Robots et lansquenets
Depuis qu’une tribu munie d’arcs et de flèches a anéanti une peuplade voisine dépourvue de ces armes, la maîtrise de nouveaux outils de mort fascine les humains aux prises avec leurs semblables.
Au début du premier conflit mondial, sous le soleil d’août, les soldats français en pantalon garance passent à l’offensive au milieu des champs, guidés par des officiers en képi bleu, sabre au poing, méconnaissant la puissance de feu allemande. Du côté de Charleroi, dans la seule journée du 22 août, les Français perdent 7000 hommes, 40 000 sur l’ensemble du front entre le 21 et 23 août, la plus terrible saignée de tous les temps infligée à l’armée française.
Les écrivains guerriers dont nous avons parlé récemment, Ernst Jünger et Maurice Genevoix, auxquels nous associerons ici Georges Bernanos, lui-même admis comme volontaire au 6e régiment de dragons en mars 1915, ont médité sur la cruauté des mœurs et des machines.

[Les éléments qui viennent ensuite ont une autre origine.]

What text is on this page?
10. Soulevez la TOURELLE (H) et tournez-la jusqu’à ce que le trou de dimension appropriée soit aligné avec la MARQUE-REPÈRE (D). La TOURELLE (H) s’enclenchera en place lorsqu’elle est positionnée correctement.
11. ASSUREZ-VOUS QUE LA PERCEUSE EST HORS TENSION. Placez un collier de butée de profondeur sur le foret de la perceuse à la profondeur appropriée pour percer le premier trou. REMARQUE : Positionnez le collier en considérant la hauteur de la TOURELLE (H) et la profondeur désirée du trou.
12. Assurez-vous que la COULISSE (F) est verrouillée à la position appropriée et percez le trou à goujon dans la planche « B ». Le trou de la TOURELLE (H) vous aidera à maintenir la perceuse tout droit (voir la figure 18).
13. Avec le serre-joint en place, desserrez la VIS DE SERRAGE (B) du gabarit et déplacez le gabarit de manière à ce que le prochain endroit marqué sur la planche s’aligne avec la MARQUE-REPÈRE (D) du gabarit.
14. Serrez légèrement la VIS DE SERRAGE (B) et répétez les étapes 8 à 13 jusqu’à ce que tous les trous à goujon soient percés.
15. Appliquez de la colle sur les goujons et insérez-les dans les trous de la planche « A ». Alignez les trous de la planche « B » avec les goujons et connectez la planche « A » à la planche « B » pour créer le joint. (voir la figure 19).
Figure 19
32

En 1918, Ernst Jünger, technophile, voulait que soldats, ingénieurs et travailleurs de l’industrie germanique s’engagent tous ensemble dans la guerre à venir, afin que le Reich lave l’affront d’un traité de paix injuste. Après la Seconde Guerre mondiale, il prit ses distances avec le bellicisme et s’interrogea sur la technique dans une correspondance avec le philosophe Martin Heidegger.
Maurice Genevoix subit aussi les orages d’acier jusqu’en 1915. Né sur les rives de la Loire, en harmonie avec la vie agricole et artisanale presque autarcique du «monde d’avant», il adopta plus tard une attitude préfigurant l’écologie.
Dans Trente mille jours, autobiographie rédigée durant sa vieillesse, il raconte les expériences de la mort vécues durant son enfance. Il voit Céleste, une servante, donner le biberon à un chevreau blanc; il comprend subitement qu’il faudra faire mourir ce petit animal avant de servir à la table familiale sa tendre chair martyrisée. Il se met à hurler, son oncle lui jette un verre d’eau froide à la figure pour le calmer. Puis, à huit ans et demi, il se casse une jambe. Pour la fortifier, le médecin prescrit de la tremper une fois par semaine dans du sang de bœuf. Il n’y a pas d’abattoir dans sa bourgade; le boucher Henri tue et dépèce chez lui. Il dispose la vache condamnée de façon à ce qu’elle baisse le col et le crâne jusqu’à presque toucher le sol. Alors il l’endort d’un seul coup de lourde masse. Le petit Genevoix détourne le regard et entend le bruit pesant et mou du grand corps mort qui s’effondre. Il ouvre les yeux et voit un bras d’homme, un couteau de boucher, le sang qui jaillit, dans lequel il trempe sa jambe. Le sang, écrit Genevoix, quinze ans plus tard, j’allais, Dieu sait, le retrouver, celui dont les passions, l’envie, la haine, l’appétit de puissance, la cruauté et la bêtise ouvrent criminellement les sources depuis que le monde est monde et que les hommes sont les hommes.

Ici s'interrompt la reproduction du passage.